Reply 10 - Posted by: Rather Read, 11/27/2012 12:45:44 PM     (No. 9036128)

My co-pay is 35. You can bet your life I go when it´s serious and only then. I can take OTC medication for minor ailments.


Reply 11 - Posted by: ironchefw, 11/27/2012 1:28:19 PM     (No. 9036219)

Sounds like my plan for bankrupting Obamacare. Use it, use it, use it. Gum up the system.


Reply 12 - Posted by: KTWO, 11/27/2012 1:48:17 PM     (No. 9036244)

Now the NHS and government complain that the animals behave as they have been trained to behave? Why?

Well, understand this! You have taught the people that every necessity and some luxuries were absolute human rights. And those all should be free. And you would provide them.

So get off your fat arses in Parliament and fulfill your promises. Deliver!


   

 



 
Reply 13 - Posted by: veritas, 11/27/2012 3:15:33 PM     (No. 9036403)

Wow, gee. Free-market pricing allocates resources automatically? Like, like, like there´s some kinda "invisible hand" or something?

What a discovery!


Reply 14 - Posted by: aindyin, 11/27/2012 3:56:00 PM     (No. 9036458)

Well geez you idiots said its free so why are you bitching that we use it.


Reply 15 - Posted by: 4Justice, 11/27/2012 4:28:50 PM     (No. 9036501)

#1 and 8, I totally agree that most doctors nowadays are worthless. I am sorry, but I know of too many instances where doctors did nothing but make the patient´s illnesses worse. I don´t think a lot of the new doctors really care about their patients. I think a lot of them are just in it for the money.

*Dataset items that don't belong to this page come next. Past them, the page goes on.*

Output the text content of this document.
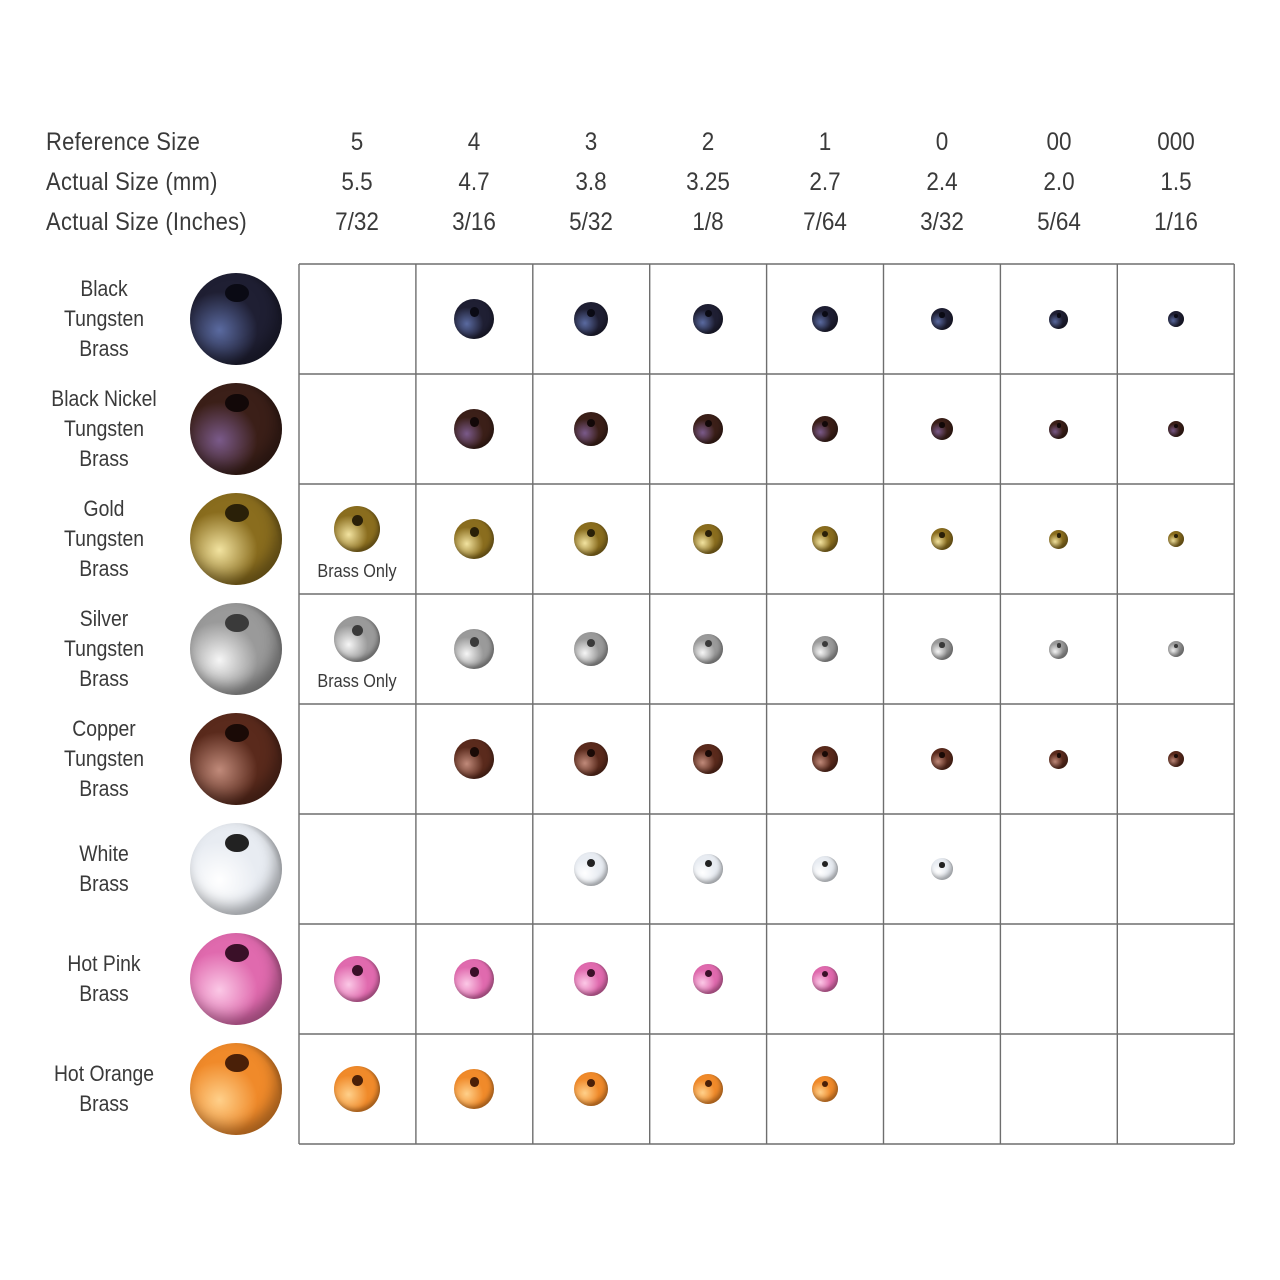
Reference Size
Actual Size (mm)
Actual Size (Inches)
5
5.5
7/32
4
4.7
3/16
3
3.8
5/32
2
3.25
1/8
1
2.7
7/64
0
2.4
3/32
00
2.0
5/64
000
1.5
1/16
Black
Tungsten
Brass
Black Nickel
Tungsten
Brass
Gold
Tungsten
Brass
Silver
Tungsten
Brass
Copper
Tungsten
Brass
White
Brass
Hot Pink
Brass
Hot Orange
Brass
Brass Only
Brass Only
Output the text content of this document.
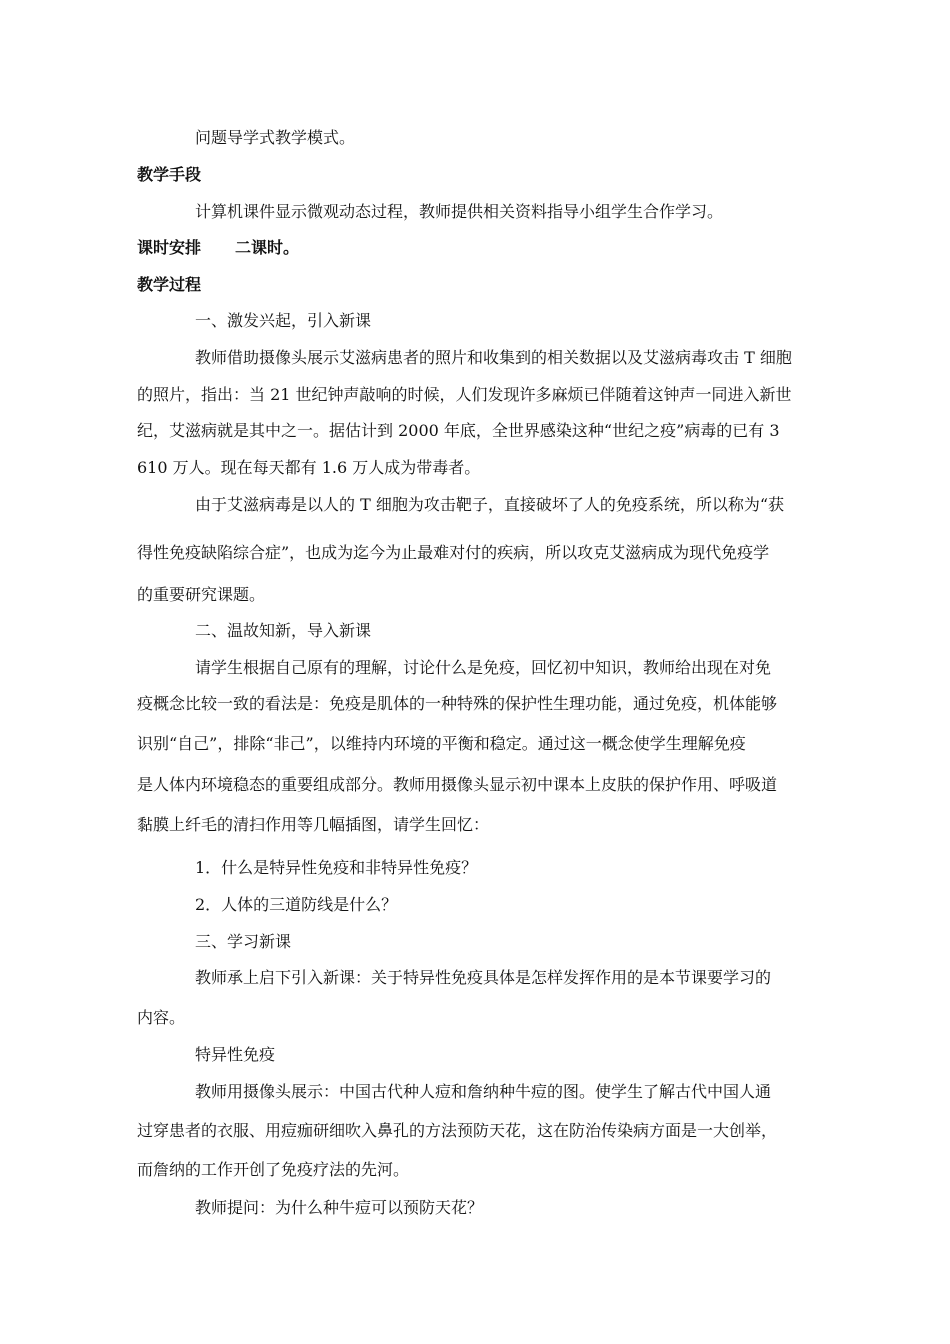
问题导学式教学模式。
教学手段
计算机课件显示微观动态过程，教师提供相关资料指导小组学生合作学习。
课时安排 二课时。
教学过程
一、激发兴起，引入新课
教师借助摄像头展示艾滋病患者的照片和收集到的相关数据以及艾滋病毒攻击 T 细胞
的照片，指出：当 21 世纪钟声敲响的时候，人们发现许多麻烦已伴随着这钟声一同进入新世
纪，艾滋病就是其中之一。据估计到 2000 年底，全世界感染这种“世纪之疫”病毒的已有 3
610 万人。现在每天都有 1.6 万人成为带毒者。
由于艾滋病毒是以人的 T 细胞为攻击靶子，直接破坏了人的免疫系统，所以称为“获
得性免疫缺陷综合症”，也成为迄今为止最难对付的疾病，所以攻克艾滋病成为现代免疫学
的重要研究课题。
二、温故知新，导入新课
请学生根据自己原有的理解，讨论什么是免疫，回忆初中知识，教师给出现在对免
疫概念比较一致的看法是：免疫是肌体的一种特殊的保护性生理功能，通过免疫，机体能够
识别“自己”，排除“非己”，以维持内环境的平衡和稳定。通过这一概念使学生理解免疫
是人体内环境稳态的重要组成部分。教师用摄像头显示初中课本上皮肤的保护作用、呼吸道
黏膜上纤毛的清扫作用等几幅插图，请学生回忆：
1．什么是特异性免疫和非特异性免疫？
2．人体的三道防线是什么？
三、学习新课
教师承上启下引入新课：关于特异性免疫具体是怎样发挥作用的是本节课要学习的
内容。
特异性免疫
教师用摄像头展示：中国古代种人痘和詹纳种牛痘的图。使学生了解古代中国人通
过穿患者的衣服、用痘痂研细吹入鼻孔的方法预防天花，这在防治传染病方面是一大创举，
而詹纳的工作开创了免疫疗法的先河。
教师提问：为什么种牛痘可以预防天花？
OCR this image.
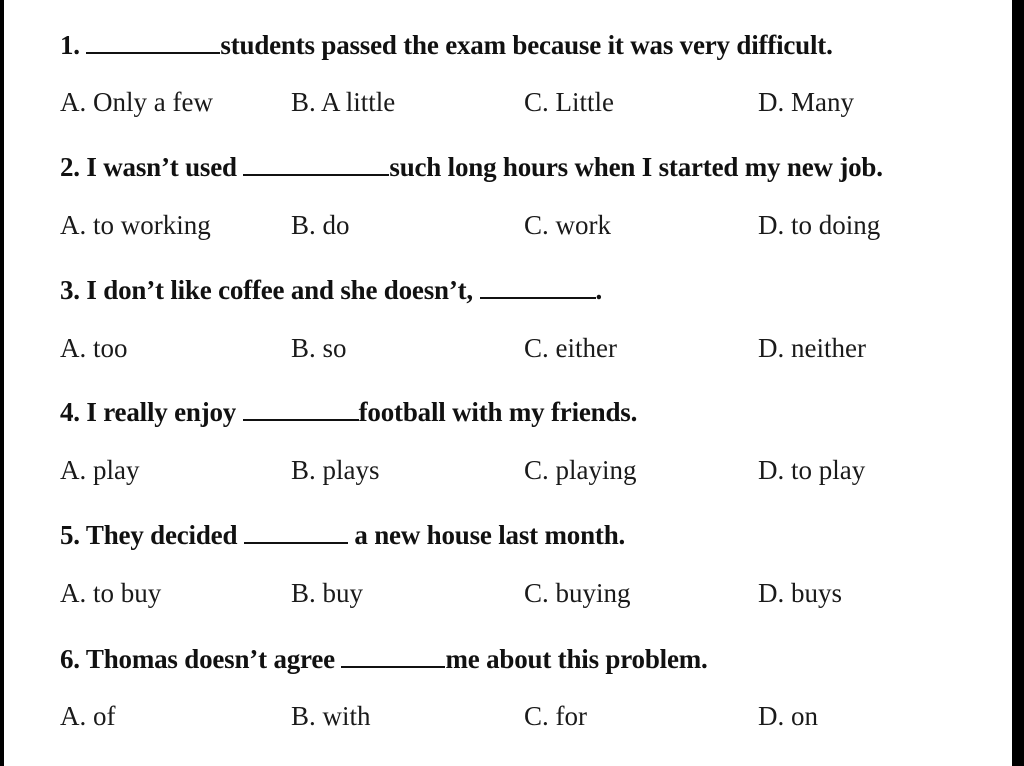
1.	students passed the exam because it was very difficult.
A. Only a few	B. A little	C. Little	D. Many
2. I wasn’t used	such long hours when I started my new job.
A. to working	B. do	C. work	D. to doing
3. I don’t like coffee and she doesn’t,	.
A. too	B. so	C. either	D. neither
4. I really enjoy	football with my friends.
A. play	B. plays	C. playing	D. to play
5. They decided	a new house last month.
A. to buy	B. buy	C. buying	D. buys
6. Thomas doesn’t agree	me about this problem.
A. of	B. with	C. for	D. on
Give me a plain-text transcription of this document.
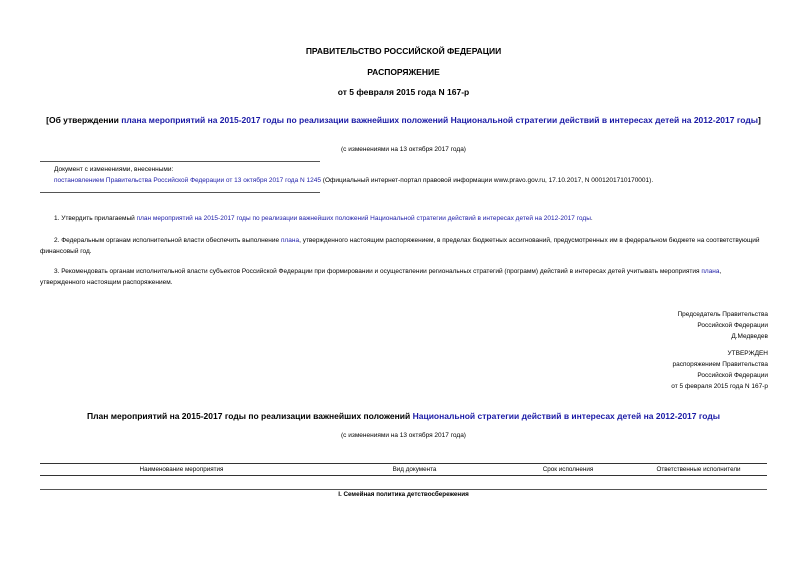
ПРАВИТЕЛЬСТВО РОССИЙСКОЙ ФЕДЕРАЦИИ
РАСПОРЯЖЕНИЕ
от 5 февраля 2015 года N 167-р
[Об утверждении плана мероприятий на 2015-2017 годы по реализации важнейших положений Национальной стратегии действий в интересах детей на 2012-2017 годы]
(с изменениями на 13 октября 2017 года)
Документ с изменениями, внесенными:
постановлением Правительства Российской Федерации от 13 октября 2017 года N 1245 (Официальный интернет-портал правовой информации www.pravo.gov.ru, 17.10.2017, N 0001201710170001).
1. Утвердить прилагаемый план мероприятий на 2015-2017 годы по реализации важнейших положений Национальной стратегии действий в интересах детей на 2012-2017 годы.
2. Федеральным органам исполнительной власти обеспечить выполнение плана, утвержденного настоящим распоряжением, в пределах бюджетных ассигнований, предусмотренных им в федеральном бюджете на соответствующий финансовый год.
3. Рекомендовать органам исполнительной власти субъектов Российской Федерации при формировании и осуществлении региональных стратегий (программ) действий в интересах детей учитывать мероприятия плана, утвержденного настоящим распоряжением.
Председатель Правительства
Российской Федерации
Д.Медведев
УТВЕРЖДЕН
распоряжением Правительства
Российской Федерации
от 5 февраля 2015 года N 167-р
План мероприятий на 2015-2017 годы по реализации важнейших положений Национальной стратегии действий в интересах детей на 2012-2017 годы
(с изменениями на 13 октября 2017 года)
Наименование мероприятия	Вид документа	Срок исполнения	Ответственные исполнители
I. Семейная политика детствосбережения
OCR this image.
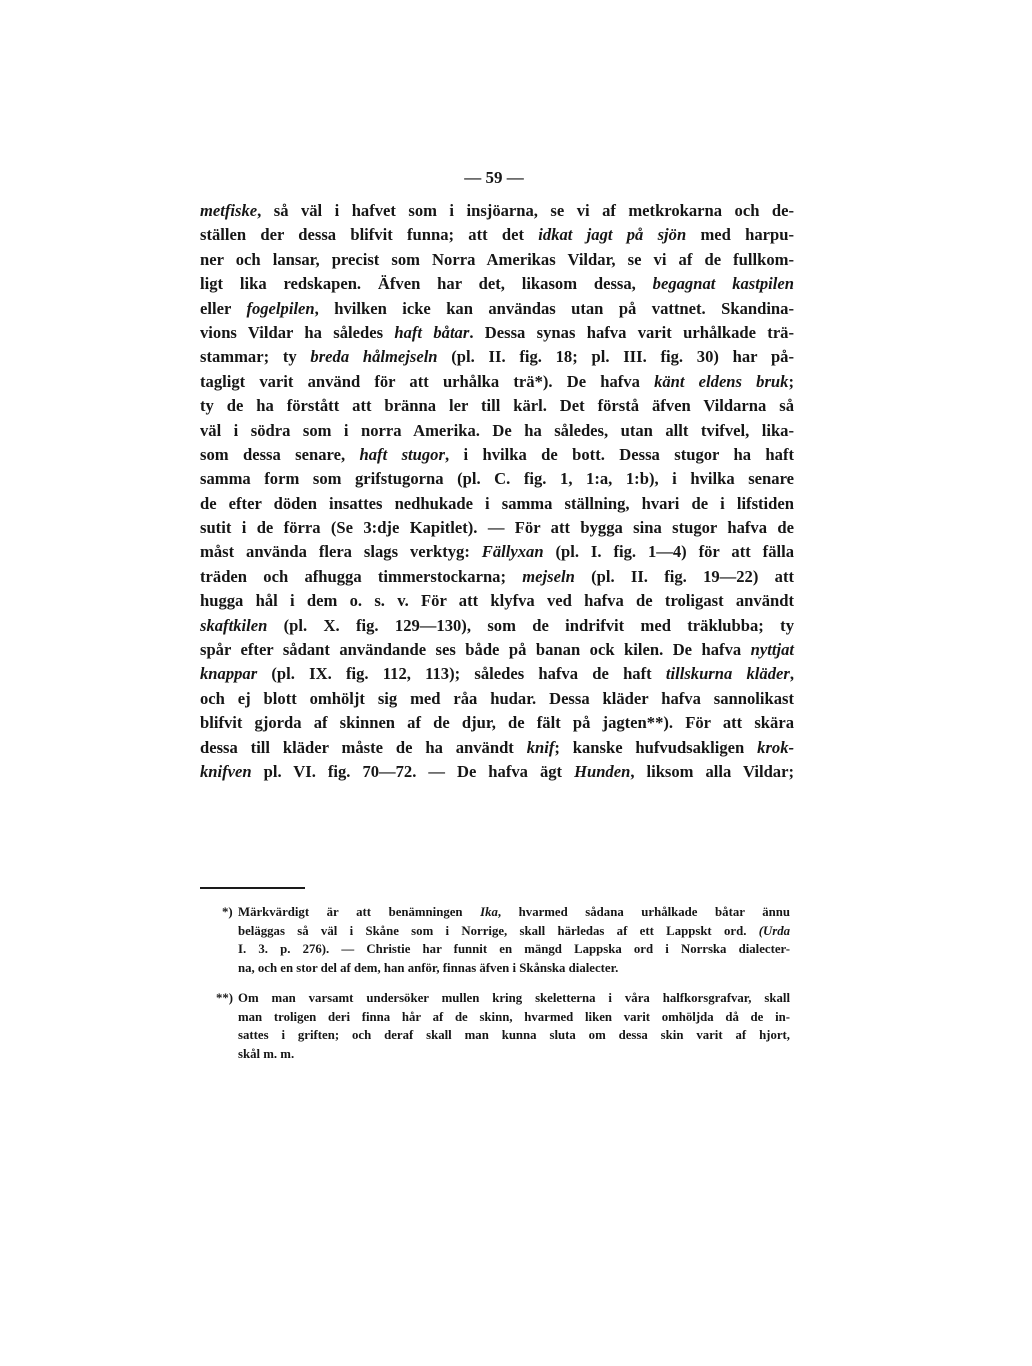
— 59 —
metfiske, så väl i hafvet som i insjöarna, se vi af metkrokarna och de-
ställen der dessa blifvit funna; att det idkat jagt på sjön med harpu-
ner och lansar, precist som Norra Amerikas Vildar, se vi af de fullkom-
ligt lika redskapen. Äfven har det, likasom dessa, begagnat kastpilen
eller fogelpilen, hvilken icke kan användas utan på vattnet. Skandina-
vions Vildar ha således haft båtar. Dessa synas hafva varit urhålkade trä-
stammar; ty breda hålmejseln (pl. II. fig. 18; pl. III. fig. 30) har på-
tagligt varit använd för att urhålka trä*). De hafva känt eldens bruk;
ty de ha förstått att bränna ler till kärl. Det förstå äfven Vildarna så
väl i södra som i norra Amerika. De ha således, utan allt tvifvel, lika-
som dessa senare, haft stugor, i hvilka de bott. Dessa stugor ha haft
samma form som grifstugorna (pl. C. fig. 1, 1:a, 1:b), i hvilka senare
de efter döden insattes nedhukade i samma ställning, hvari de i lifstiden
sutit i de förra (Se 3:dje Kapitlet). — För att bygga sina stugor hafva de
måst använda flera slags verktyg: Fällyxan (pl. I. fig. 1—4) för att fälla
träden och afhugga timmerstockarna; mejseln (pl. II. fig. 19—22) att
hugga hål i dem o. s. v. För att klyfva ved hafva de troligast användt
skaftkilen (pl. X. fig. 129—130), som de indrifvit med träklubba; ty
spår efter sådant användande ses både på banan ock kilen. De hafva nyttjat
knappar (pl. IX. fig. 112, 113); således hafva de haft tillskurna kläder,
och ej blott omhöljt sig med råa hudar. Dessa kläder hafva sannolikast
blifvit gjorda af skinnen af de djur, de fält på jagten**). För att skära
dessa till kläder måste de ha användt knif; kanske hufvudsakligen krok-
knifven pl. VI. fig. 70—72. — De hafva ägt Hunden, liksom alla Vildar;
*) Märkvärdigt är att benämningen Ika, hvarmed sådana urhålkade båtar ännu
beläggas så väl i Skåne som i Norrige, skall härledas af ett Lappskt ord. (Urda
I. 3. p. 276). — Christie har funnit en mängd Lappska ord i Norrska dialecter-
na, och en stor del af dem, han anför, finnas äfven i Skånska dialecter.
**) Om man varsamt undersöker mullen kring skeletterna i våra halfkorsgrafvar, skall
man troligen deri finna hår af de skinn, hvarmed liken varit omhöljda då de in-
sattes i griften; och deraf skall man kunna sluta om dessa skin varit af hjort,
skål m. m.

Reply 16 - Posted by: ColonialAmerican1623, 11/27/2012 11:54:20 PM     (No. 9036934)

On the other hand, we were told for years that preventative care was the way to go.
By the time some people make it to the doc, their diabetes, high BP, cancer, or other disease is totally out of control.

Those docs that are typing during your visit don´t have to do charts in the evening. You are lucky if the nurse takes your vitals when you go in the exam room. The insurance company will let them know when you need meds, a test, or a diet.